It's a junkie look. That desperately pretending that everything is hunky-dory, you're not stressed at all about anything in the world, when inside your jeans pockets, your hands are clamped into sweaty fists, fingernails leaving grooves in your palms. If Huron's grooves were an LP, they would be playing the Johnny Cash cover of Nine Inch Nails' 'Hurt'. And the tentacles would be waving along in time. (p.93)
- An alternate South Africa (the dates on some of the emails were, spookily, an exact match to the dates when I read the book) in which murderers are Animalled -- accompanied by a living, breathing beast that's somehow an embodiment of their sin. Zinzi, the narrator, has a Sloth on her back. It doesn't stop her running 419 scams to con rich Americans out of their guilt-money. Zinzi's talent is finding what's lost: the Sloth helps with that.
- Zinzi's latest assignment sends her on the trail of a missing teenage pop star, and right into the murky depths of the JO'burg music scene. It's a setting that is refreshingly novel.

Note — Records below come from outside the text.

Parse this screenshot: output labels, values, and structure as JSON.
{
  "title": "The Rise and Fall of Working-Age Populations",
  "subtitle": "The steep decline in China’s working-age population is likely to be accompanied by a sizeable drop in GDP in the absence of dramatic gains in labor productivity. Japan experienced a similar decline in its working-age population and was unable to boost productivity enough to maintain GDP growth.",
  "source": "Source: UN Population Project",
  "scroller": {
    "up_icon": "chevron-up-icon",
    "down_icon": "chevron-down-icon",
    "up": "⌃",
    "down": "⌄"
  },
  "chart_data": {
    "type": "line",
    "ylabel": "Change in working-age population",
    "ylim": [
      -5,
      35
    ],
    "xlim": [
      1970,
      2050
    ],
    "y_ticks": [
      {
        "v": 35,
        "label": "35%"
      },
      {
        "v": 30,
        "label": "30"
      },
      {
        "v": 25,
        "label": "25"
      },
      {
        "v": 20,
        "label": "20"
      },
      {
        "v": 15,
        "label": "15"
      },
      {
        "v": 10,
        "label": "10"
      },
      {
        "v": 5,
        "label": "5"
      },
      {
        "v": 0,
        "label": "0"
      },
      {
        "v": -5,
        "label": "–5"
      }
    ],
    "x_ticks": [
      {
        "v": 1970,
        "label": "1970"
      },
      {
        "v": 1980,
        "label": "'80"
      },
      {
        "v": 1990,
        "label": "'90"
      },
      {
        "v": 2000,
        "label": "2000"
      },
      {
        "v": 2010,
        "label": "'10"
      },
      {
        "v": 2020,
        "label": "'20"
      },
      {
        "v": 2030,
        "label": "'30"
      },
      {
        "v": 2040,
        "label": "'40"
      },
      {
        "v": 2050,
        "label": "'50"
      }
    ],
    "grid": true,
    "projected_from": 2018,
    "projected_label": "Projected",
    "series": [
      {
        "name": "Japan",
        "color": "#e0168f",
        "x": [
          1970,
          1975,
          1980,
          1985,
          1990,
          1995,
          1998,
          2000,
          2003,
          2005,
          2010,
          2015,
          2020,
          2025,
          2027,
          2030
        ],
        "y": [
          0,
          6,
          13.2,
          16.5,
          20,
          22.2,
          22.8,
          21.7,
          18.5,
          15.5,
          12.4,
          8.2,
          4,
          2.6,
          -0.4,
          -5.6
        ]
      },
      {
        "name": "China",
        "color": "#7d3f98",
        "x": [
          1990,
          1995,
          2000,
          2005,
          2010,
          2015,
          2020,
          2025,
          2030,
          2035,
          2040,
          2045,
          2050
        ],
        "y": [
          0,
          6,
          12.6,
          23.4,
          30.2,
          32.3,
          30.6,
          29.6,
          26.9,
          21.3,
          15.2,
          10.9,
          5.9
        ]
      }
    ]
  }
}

- The novel's firmly rooted in modern Africa. Zinzi's lover is a former child soldier, a refugee from the Democratic Republic of Congo. Zinzi seeks assistance from a sangoma (traditional healer) who turns out to be a former actuary and who gets text messages from the ancestors.
- This may be post-apartheid South Africa -- and race is barely mentioned -- but the spirit of apartheid is alive and kicking in the segregation of the Animalled.
- Lauren Beukes' prose is sharp and spiky and feels like cyberpunk: and yes, there are cyberpunk elements, including the emails that Zinzi receives from untraceable accounts.
- This is more urban fantasy than SF; though multiple theories of the Animalled (and the Undertow, a 'black cloud' that manifests as needed to kill those whose animals have died) are posited, none of them are given credence or proven correct.
- Beukes is refreshingly aware of genre, as well as popular culture: there's a nice nod to Philip Pullman.
- Zoo City blends magic and technology, African mythology and popular culture. It has a distinctly noir aesthetic and the pace of a thriller.
- Definitely worth checking out the soundtrack -- Zoo City soundtrack on AfricanDope.
- I felt the novel (or possibly just its narrator) lost her way a little in the middle: plenty of tension and running around but not much progress.